Граф де Праз проводил месье Жана до ворот, пожал ему руку и сообщил, что проведет ночь в модном грузинском кабачке, где собирается «золотая» молодежь. Но как только жених Жильберты вернулся домой, Лионель вызвал Обри, и оба заняли наблюдательный пост: граф – напротив калитки особняка, а привратник – в аллее. Прячась в тени деревьев по ту сторону мостовой, Обри не спускал глаз с куста, где укрывался де Праз, и ждал сигнала.
В начале второго ночи в зарослях мелькнул огонек. Обри понял, что Жан Морейль вышел из дома. Огонек погас и через минуту зажегся снова. «Морейль отправился в том же направлении, как и накануне», – решил Обри и тут же убедился, что аллею пересекла чья-то тень. Не медля ни секунды, привратник зашагал вслед за жертвой. Апаш не оборачивался и почти бежал, казалось, ни о чем не беспокоясь. Обри еле поспевал за ним, да и то лишь потому, что надел удобную, на резиновой подошве обувь, позволявшую двигаться легко и почти неслышно. Шпион не рискнул прятаться в тени – это показалось бы подозрительным, если бы Жан Морейль, встревоженный малейшим шорохом, вдруг обернулся. Но этого не произошло: странный человек неуклонно следовал к намеченной цели. «На сей раз я его не упущу», – поклялся себе Обри, досадуя на вчерашний промах.

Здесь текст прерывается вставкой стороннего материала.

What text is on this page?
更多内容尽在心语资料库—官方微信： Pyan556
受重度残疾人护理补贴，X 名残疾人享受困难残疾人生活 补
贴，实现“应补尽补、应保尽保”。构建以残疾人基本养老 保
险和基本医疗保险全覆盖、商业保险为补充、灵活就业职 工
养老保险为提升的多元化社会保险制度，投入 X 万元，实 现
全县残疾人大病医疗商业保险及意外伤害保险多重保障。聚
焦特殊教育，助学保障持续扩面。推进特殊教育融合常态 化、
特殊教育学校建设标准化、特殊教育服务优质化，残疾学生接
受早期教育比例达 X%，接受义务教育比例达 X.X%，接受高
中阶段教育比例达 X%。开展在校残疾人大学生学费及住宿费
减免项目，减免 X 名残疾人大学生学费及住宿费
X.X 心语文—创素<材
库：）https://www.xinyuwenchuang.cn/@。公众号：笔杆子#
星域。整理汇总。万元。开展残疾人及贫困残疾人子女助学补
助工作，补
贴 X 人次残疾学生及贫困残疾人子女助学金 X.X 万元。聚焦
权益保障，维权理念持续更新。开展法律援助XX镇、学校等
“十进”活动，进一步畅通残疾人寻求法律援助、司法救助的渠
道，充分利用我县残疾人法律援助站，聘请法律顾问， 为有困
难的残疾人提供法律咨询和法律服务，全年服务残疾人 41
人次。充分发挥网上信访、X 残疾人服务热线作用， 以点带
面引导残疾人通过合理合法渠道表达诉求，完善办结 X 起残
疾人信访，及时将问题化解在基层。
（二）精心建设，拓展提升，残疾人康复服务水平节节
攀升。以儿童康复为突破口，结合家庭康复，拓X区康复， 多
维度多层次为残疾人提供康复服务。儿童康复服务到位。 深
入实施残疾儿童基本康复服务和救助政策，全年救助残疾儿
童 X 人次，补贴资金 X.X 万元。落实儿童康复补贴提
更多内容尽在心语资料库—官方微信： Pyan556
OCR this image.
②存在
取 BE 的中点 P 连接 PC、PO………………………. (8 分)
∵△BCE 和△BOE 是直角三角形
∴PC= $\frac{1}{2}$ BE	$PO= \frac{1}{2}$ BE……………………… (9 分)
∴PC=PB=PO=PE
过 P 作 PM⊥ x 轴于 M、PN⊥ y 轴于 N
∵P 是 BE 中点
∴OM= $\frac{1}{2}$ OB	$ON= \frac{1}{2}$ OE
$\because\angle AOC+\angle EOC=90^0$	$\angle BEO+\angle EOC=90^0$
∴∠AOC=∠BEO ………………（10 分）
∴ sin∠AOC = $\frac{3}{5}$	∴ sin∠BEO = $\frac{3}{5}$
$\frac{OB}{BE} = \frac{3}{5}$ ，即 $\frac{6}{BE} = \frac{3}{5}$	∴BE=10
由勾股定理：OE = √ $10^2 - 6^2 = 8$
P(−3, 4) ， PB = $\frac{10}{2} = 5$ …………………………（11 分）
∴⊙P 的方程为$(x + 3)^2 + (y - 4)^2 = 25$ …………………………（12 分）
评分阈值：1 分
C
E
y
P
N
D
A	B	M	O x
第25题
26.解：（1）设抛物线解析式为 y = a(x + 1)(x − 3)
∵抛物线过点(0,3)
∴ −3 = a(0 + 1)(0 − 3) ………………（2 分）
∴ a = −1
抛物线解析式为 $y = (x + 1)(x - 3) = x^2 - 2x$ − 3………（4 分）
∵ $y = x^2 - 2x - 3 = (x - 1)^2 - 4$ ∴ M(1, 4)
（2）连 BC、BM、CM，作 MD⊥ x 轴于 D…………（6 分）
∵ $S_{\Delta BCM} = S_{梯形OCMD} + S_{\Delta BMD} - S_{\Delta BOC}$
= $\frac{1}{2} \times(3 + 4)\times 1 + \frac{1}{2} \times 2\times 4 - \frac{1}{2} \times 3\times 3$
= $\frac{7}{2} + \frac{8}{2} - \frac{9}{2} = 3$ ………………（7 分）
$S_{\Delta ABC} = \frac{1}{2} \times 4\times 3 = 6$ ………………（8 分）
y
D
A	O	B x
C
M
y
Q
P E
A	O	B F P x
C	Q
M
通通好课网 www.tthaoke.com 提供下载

Вдали замаячили силуэты двоих полицейских в униформе, но Жан Морейль не свернул с дороги. Он замедлил шаг и на ходу, защищая огонек ладонями рук, закурил сигарету, после чего направился в район, примыкавший к городским укреплениям.
На углу под газовым фонарем стояла, кого-то поджидая, женщина и, увидев Морейля, пошла ему навстречу. Она вскинула голову, и глаза ее странно заблестели. Обри невольно вздрогнул и отступил в тень дерева. Оттуда при свете фонаря он более-менее разглядел ночную незнакомку: она была высокого роста, довольно стройная, но уже немолодая, с властным лицом и темной, забранной вверх шевелюрой, скрепленной гребнями. Кажется, на ней было что-то длинное и яркое: пурпурное платье либо красный плащ – блики искажали краски. Мужчина и женщина прильнули друг к другу и в обнимку зашагали по дороге, причем дама поминутно целовала Морейля в губы и не сводила с него влюбленных глаз.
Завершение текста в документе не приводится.